We returned, and I did tenth through twelfth at Greer High. I worked one summer in a print mill as a lineman—decided I didn’t want that life. I wasn’t lazy in school, but I didn’t realize I had ADHD. I’d work hard for nine weeks, get good grades, then want to play basketball and run track. The track coach at Pembroke—he was from Blue Ridge—recruited me for hurdles, and that’s why I went to college.
I thought I’d study political science and be a lawyer, but pivoted to English Education. I taught English for four or five years—one in Bennettsville, then three or four at Hillcrest High in Simpsonville. I coached cross-country and track. I worked hard, but my heart wasn’t in teaching the way most teachers are; I was more committed to coaching.
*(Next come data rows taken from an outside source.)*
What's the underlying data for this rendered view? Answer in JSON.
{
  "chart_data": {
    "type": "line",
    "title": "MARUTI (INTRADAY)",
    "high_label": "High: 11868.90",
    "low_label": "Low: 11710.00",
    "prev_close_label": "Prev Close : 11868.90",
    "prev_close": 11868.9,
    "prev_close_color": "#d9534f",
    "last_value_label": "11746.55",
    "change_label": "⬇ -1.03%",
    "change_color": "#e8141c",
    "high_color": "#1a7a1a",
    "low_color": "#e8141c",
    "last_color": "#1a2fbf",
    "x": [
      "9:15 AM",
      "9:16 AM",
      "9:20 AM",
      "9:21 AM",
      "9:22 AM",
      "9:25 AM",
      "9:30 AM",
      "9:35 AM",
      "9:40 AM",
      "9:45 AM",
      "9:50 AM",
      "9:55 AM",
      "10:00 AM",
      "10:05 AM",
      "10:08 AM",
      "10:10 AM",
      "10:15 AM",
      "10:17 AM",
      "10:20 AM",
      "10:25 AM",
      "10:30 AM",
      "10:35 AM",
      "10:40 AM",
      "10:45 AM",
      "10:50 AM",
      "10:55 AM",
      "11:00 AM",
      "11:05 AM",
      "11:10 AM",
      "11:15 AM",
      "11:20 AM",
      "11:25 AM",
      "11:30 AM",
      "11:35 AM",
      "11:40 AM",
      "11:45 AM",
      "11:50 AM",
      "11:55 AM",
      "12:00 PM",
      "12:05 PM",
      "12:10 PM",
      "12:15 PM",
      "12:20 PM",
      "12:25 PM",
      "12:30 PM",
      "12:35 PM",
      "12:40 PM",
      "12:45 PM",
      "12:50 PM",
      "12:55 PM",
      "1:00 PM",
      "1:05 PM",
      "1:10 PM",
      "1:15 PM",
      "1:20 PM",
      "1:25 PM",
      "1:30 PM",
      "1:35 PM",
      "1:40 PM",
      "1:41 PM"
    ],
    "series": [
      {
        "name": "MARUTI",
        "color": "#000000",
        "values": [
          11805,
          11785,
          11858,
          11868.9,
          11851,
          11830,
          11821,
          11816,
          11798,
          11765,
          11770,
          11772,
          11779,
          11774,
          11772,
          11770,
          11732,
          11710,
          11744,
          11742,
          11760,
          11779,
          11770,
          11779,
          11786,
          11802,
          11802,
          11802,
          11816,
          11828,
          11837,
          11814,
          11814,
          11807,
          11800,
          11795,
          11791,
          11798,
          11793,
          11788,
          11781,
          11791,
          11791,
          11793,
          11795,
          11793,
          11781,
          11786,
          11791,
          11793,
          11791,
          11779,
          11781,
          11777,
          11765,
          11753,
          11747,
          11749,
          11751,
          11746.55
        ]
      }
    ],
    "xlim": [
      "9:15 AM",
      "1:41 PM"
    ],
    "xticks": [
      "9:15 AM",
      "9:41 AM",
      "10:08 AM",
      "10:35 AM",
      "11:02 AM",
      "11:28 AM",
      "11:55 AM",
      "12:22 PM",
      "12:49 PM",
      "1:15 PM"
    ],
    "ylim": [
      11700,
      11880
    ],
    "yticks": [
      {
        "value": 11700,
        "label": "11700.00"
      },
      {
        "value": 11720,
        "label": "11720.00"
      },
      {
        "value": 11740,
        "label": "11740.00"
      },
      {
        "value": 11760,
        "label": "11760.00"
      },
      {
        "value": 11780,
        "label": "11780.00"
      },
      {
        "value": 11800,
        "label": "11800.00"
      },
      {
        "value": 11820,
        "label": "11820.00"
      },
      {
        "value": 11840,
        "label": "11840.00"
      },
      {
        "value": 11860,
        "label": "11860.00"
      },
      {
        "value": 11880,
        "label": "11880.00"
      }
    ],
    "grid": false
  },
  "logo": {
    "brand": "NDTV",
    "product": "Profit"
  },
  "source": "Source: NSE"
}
I joined the National Guard. Later, I worked for Quincy’s Steakhouse—they had a strong manager training program—and was offered a training coordinator role. At the same time, I had an opportunity to go full-time with the Guard, so I took that.
During those years, I read a lot, but didn’t write much. Occasionally I’d draft a page or two of something creative. After I retired from the Guard and moved back to Greenville, I met Mimi. I’d always known I could write—in ’76, after college, I wondered how one becomes a writer—but there weren’t MFA programs like now, and I didn’t have the wherewithal to pursue it then.
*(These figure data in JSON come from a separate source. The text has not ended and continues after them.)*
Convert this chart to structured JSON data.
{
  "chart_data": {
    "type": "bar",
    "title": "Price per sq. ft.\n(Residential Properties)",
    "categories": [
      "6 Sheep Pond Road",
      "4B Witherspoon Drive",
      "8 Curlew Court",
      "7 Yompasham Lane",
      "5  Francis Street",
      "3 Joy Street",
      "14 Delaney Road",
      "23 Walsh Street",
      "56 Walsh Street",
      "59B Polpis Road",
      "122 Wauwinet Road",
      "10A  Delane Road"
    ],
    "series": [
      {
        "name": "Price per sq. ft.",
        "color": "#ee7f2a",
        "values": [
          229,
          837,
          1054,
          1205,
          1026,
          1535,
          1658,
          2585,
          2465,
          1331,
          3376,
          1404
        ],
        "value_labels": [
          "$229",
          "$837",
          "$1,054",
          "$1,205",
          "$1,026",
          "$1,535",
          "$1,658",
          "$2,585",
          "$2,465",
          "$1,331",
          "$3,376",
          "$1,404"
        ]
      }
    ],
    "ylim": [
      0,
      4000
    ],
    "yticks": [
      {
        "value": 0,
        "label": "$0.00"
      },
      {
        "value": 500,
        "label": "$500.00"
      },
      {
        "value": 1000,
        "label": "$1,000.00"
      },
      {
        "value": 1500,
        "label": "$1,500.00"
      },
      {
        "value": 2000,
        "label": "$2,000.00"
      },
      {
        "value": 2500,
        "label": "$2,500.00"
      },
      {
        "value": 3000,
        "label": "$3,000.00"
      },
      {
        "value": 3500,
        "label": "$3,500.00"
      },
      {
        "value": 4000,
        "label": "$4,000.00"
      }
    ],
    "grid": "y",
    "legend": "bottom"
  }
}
At around 55—about 20 years ago—I went to Converse for an MFA in poetry. I wrote poems, then short stories, then a novel. I took a job at Force Protection (now part of General Dynamics) writing training manuals for six to eight months. Then I decided to pursue the MFA seriously. Mimi and I were fortunate—I could study full-time.
At Converse, I met Rod Smith, then editor of Shenandoah. After the two-year program, I worked with him individually as a poet and started getting published. At some point, I tried a short story; Rod said three-quarters of it was great, but I didn’t know how to finish. I kept going to workshops—Kenyon, Sewanee, Bread Loaf. I met Lee K. Abbott at Kenyon; Stuart O’Nan at Writers in Paradise (Eckerd College, St. Petersburg).
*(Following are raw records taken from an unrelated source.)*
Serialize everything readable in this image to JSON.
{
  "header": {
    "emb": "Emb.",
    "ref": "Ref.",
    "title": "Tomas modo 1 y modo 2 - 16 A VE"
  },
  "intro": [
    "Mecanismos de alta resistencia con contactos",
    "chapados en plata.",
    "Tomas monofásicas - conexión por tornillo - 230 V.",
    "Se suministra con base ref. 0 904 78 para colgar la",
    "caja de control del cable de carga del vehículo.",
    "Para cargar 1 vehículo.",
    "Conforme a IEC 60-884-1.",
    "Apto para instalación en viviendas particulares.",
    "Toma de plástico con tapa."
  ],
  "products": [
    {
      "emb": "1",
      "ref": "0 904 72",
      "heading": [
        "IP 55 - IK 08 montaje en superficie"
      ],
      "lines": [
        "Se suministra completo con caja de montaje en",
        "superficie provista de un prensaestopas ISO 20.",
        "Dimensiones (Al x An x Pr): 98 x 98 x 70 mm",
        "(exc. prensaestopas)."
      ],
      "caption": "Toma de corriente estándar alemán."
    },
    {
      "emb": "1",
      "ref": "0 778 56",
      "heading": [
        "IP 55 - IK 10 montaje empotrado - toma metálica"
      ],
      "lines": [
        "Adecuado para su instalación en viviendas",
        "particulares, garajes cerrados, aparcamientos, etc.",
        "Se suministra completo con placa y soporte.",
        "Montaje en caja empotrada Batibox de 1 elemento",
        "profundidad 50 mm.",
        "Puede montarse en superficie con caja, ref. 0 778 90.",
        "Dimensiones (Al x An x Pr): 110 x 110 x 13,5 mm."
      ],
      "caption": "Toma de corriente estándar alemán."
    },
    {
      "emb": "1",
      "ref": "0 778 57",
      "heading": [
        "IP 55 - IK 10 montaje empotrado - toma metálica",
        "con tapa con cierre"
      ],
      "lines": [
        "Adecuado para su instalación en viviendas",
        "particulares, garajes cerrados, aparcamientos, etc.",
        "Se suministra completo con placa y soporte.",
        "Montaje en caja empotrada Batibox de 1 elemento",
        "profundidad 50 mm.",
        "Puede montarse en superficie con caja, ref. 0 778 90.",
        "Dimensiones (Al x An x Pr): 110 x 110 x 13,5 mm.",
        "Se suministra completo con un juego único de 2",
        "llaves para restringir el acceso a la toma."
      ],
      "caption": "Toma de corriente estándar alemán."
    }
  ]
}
What do you hope readers understand through your work?
I retired in 2006 and soon after went to Converse College to get an MFA in poetry. I published a few poems and then began writing short stories, eventually moving on to a novel.
It’s always been important to me to evoke feeling—and you can only do that through language, carefully used. I also wanted my work to sound beautiful, to have a lyrical quality, but not so lyrical that it reads like poetry.
I realized the best way for me to accomplish what I wanted with the written word was through a novel. In a novel, you can explore things deeply—you can weave together language, story, people, relationships. A short story gives you only a few moments; a novel gives you dozens. It’s a bigger canvas to paint on.
Poetry, of course, is a different kind of challenge—its canvas is small, and you have to evoke emotion quickly and precisely.